Nampaknya awal tahun 2020 menjadi awal tahun yang memanas bagi hubungan Indonesia China. Presiden Jokowi dan menteri Pertahanan Prabowo diuji keberanian dan kepiwaiannya dalam menghadapi China.
Dilansir CNBCIndonesia, tensi diplomatik antara Indonesia dan China belakangan menghangat. Ini lantaran ulah kapal-kapal asal Negeri Tirai Bambu yang masuk ke perairan Natuna.
Pemerintah Indonesia bahkan memanggil Dubes China untuk RI di Jakarta untuk melayangkan nota protes keberatan, beberapa waktu lalu. Menanggapi pemanggilan itu, Juru Bicara Kementerian Luar Negeri China Geng Shuang menegaskan perairan di sekitar Kepulauan Nansha (Spratly Islands), tidak jauh dari perairan Natuna, masih menjadi milik China.
Kementerian Luar Negeri Indonesia juga telah merilis siaran pers pada Rabu (1/1/2020). Isinya adalah bantahan atas klaim China. Indonesia kembali menegaskan penolakan terhadap klaim historis China di perairan Natuna. Menurut Indonesia, klaim China adalah klaim sepihak (unilateral).
Tentara Nasional Indonesia bahkan meningkatkan kesiapsiagaan merespons kondisi terkini di perairan Natuna.
“(TNI meningkatkan kesiapsiagaan) dengan cara meningkatkan sistem penginderaan dan sistem deteksi dini,” ujar Kepala Pusat Penerangan TNI Mayor Jenderal TNI Sisriadi kepada detik.com, Kamis (2/1/2020), seperti dilansir CNBC Indonesia pada Jumat (3/1/2020).
“TNI juga menyiagakan alutsista matra laut dan matra udara yang sudah tergelar di sekitar perairan Natuna,” kata Sisriadi.
Menurut dia, penggunaan armada-armada tempur TNI berdasarkan prinsip ‘economy of force’ atau pengerahan secara ekonomis bila diperlukan, sesuai perkembangan situasi dan kebutuhan.
Lebih lanjut, Sisriadi mengatakan, TNI juga akan mengoperasikan Pusat Informasi Maritim.

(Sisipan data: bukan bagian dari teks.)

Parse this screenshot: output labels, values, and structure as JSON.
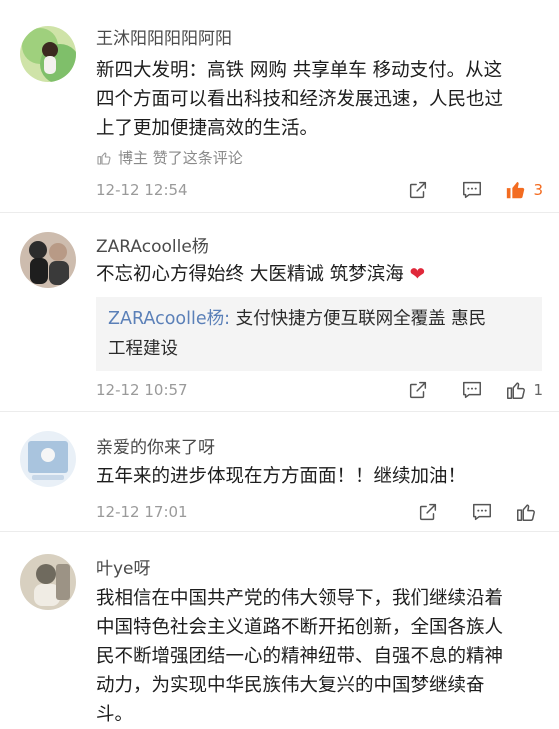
{
  "comments": [
    {
      "user": "王沐阳阳阳阳阿阳",
      "text_lines": [
        "新四大发明：高铁 网购 共享单车 移动支付。从这",
        "四个方面可以看出科技和经济发展迅速，人民也过",
        "上了更加便捷高效的生活。"
      ],
      "liked_note": "博主 赞了这条评论",
      "time": "12-12 12:54",
      "likes": "3",
      "liked_by_me": true,
      "avatar_colors": [
        "#7fbf6a",
        "#cfe3a8"
      ]
    },
    {
      "user": "ZARAcoolle杨",
      "text": "不忘初心方得始终 大医精诚 筑梦滨海",
      "emoji": "❤",
      "reply_user": "ZARAcoolle杨",
      "reply_sep": ":",
      "reply_lines": [
        " 支付快捷方便互联网全覆盖 惠民",
        "工程建设"
      ],
      "time": "12-12 10:57",
      "likes": "1",
      "liked_by_me": false,
      "avatar_colors": [
        "#3a3a3a",
        "#b89a86"
      ]
    },
    {
      "user": "亲爱的你来了呀",
      "text": "五年来的进步体现在方方面面！！继续加油！",
      "time": "12-12 17:01",
      "likes": "",
      "liked_by_me": false,
      "avatar_colors": [
        "#a9c4de",
        "#e9f0f7"
      ]
    },
    {
      "user": "叶ye呀",
      "text_lines": [
        "我相信在中国共产党的伟大领导下，我们继续沿着",
        "中国特色社会主义道路不断开拓创新，全国各族人",
        "民不断增强团结一心的精神纽带、自强不息的精神",
        "动力，为实现中华民族伟大复兴的中国梦继续奋",
        "斗。"
      ],
      "avatar_colors": [
        "#6f6a5e",
        "#d8d0c0"
      ]
    }
  ],
  "colors": {
    "accent": "#f36c21",
    "link": "#5b80b8",
    "heart": "#e0283a"
  }
}
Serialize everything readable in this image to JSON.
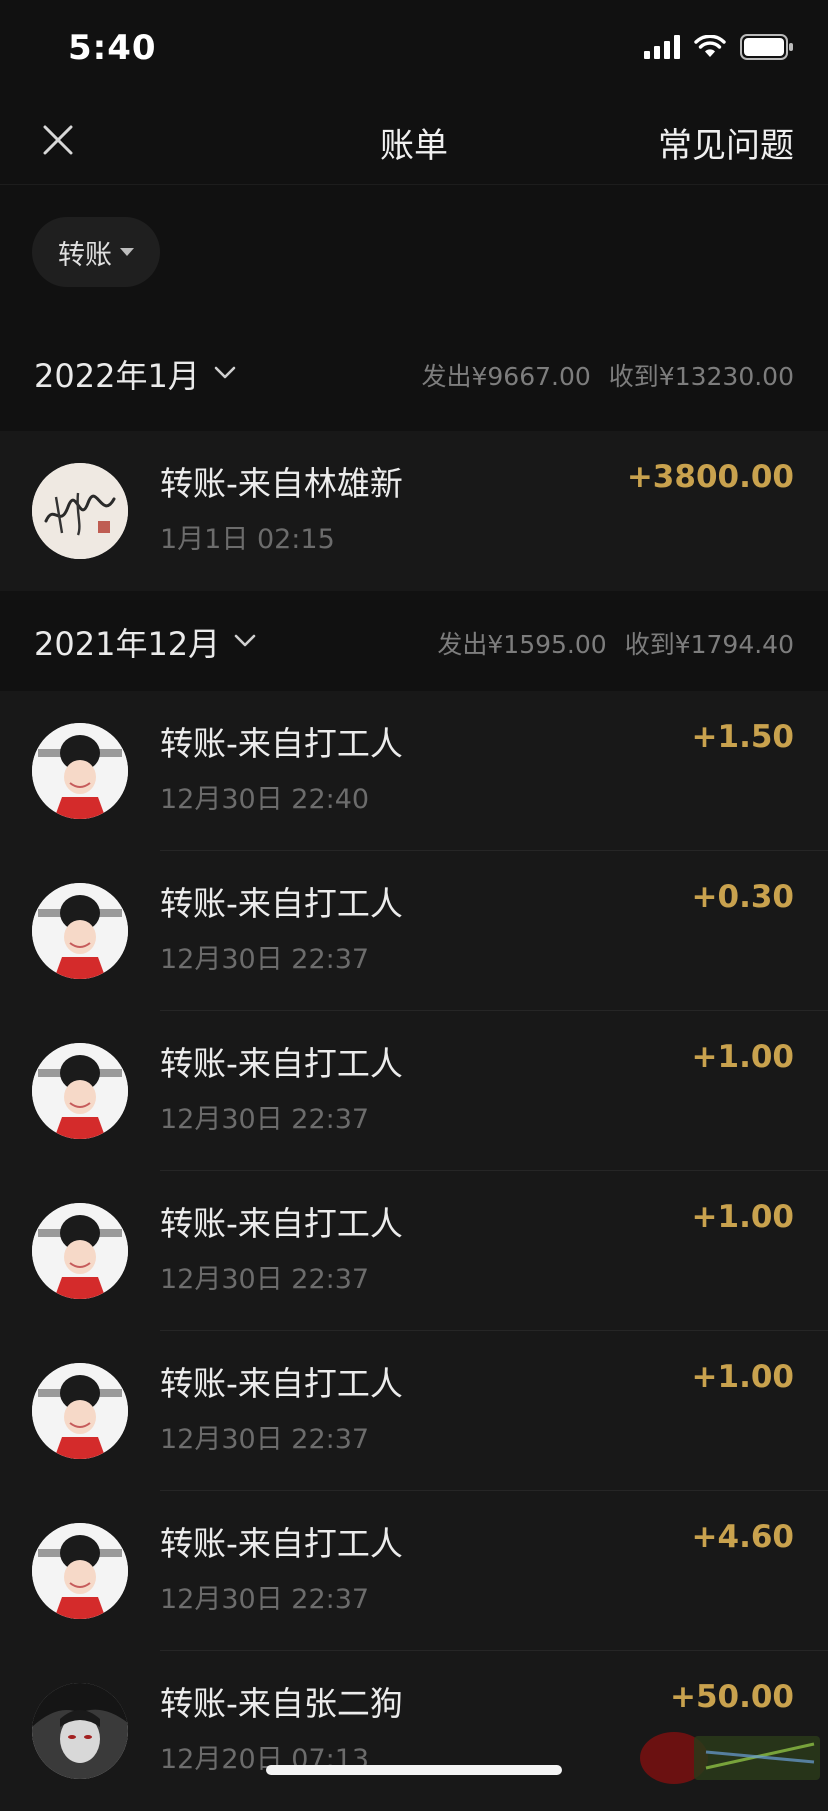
{
  "status_bar": {
    "time": "5:40"
  },
  "nav": {
    "title": "账单",
    "faq": "常见问题"
  },
  "filter": {
    "label": "转账"
  },
  "months": [
    {
      "label": "2022年1月",
      "sent": "发出¥9667.00",
      "received": "收到¥13230.00",
      "transactions": [
        {
          "title": "转账-来自林雄新",
          "time": "1月1日 02:15",
          "amount": "+3800.00",
          "avatar": "signature-avatar"
        }
      ]
    },
    {
      "label": "2021年12月",
      "sent": "发出¥1595.00",
      "received": "收到¥1794.40",
      "transactions": [
        {
          "title": "转账-来自打工人",
          "time": "12月30日 22:40",
          "amount": "+1.50",
          "avatar": "cartoon-official-avatar"
        },
        {
          "title": "转账-来自打工人",
          "time": "12月30日 22:37",
          "amount": "+0.30",
          "avatar": "cartoon-official-avatar"
        },
        {
          "title": "转账-来自打工人",
          "time": "12月30日 22:37",
          "amount": "+1.00",
          "avatar": "cartoon-official-avatar"
        },
        {
          "title": "转账-来自打工人",
          "time": "12月30日 22:37",
          "amount": "+1.00",
          "avatar": "cartoon-official-avatar"
        },
        {
          "title": "转账-来自打工人",
          "time": "12月30日 22:37",
          "amount": "+1.00",
          "avatar": "cartoon-official-avatar"
        },
        {
          "title": "转账-来自打工人",
          "time": "12月30日 22:37",
          "amount": "+4.60",
          "avatar": "cartoon-official-avatar"
        },
        {
          "title": "转账-来自张二狗",
          "time": "12月20日 07:13",
          "amount": "+50.00",
          "avatar": "anime-character-avatar"
        }
      ]
    }
  ],
  "colors": {
    "background": "#111111",
    "row_background": "#181818",
    "amount": "#c9a24e",
    "secondary_text": "#6c6c6c"
  }
}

Salah satu fungsi Pusat Informasi Maritim adalah melakukan deteksi dan identifikasi setiap wahana laut yang masuk ke perairan Tanah Air.
Menteri Koordinator Bidang Politik, Hukum, dan Keamanan Mahfud MD memimpin rapat koordinasi tingkat menteri membahas situasi terkini di perairan Natuna. Rapat yang digelar di Kemenko Polhukam, Jumat (3/1/2020), turut dihadiri antara lain oleh Menteri Luar Negeri Retno Marsudi, Menteri Pertahanan Letnan Jenderal TNI (Purn) Prabowo Subianto, dan Panglima TNI Marsekal Hadi Tjahjanto.
Dalam keterangan pers seusai rapat, Retno menjelaskan rapat koordinasi bertujuan untuk menyatukan dan memperkuat posisi Indonesia dalam menyikapi situasi di perairan Natuna. Dalam rapat itu, pemerintah menegaskan ada empat sikap terhadap persoalan itu. Berikut adalah perinciannya seperti dilaporkan detik.com:
Pertama, telah terjadi pelanggaran oleh kapal-kapal Tiongkok (China) di wilayah ZEE Indonesia
Kedua, wilayah ZEE Indonesia telah ditetapkan oleh hukum internasional yaitu melalui UNCLOS 1982
Ketiga, Tiongkok merupakan salah satu part (anggota) dari UNCLOS 1982. Oleh karena itu merupakan kewajiban bagi Tiongkok untuk menghormati, implementasi dari UNCLOS 1982
Keempat, Indonesia tidak pernah akan mengakui Nine-Dash Line, klaim sepihak yang dilakukan oleh Tiongkok yang tidak memiliki alasan hukum yang diakui oleh hukum Internasional terutama UNCLOS 1982.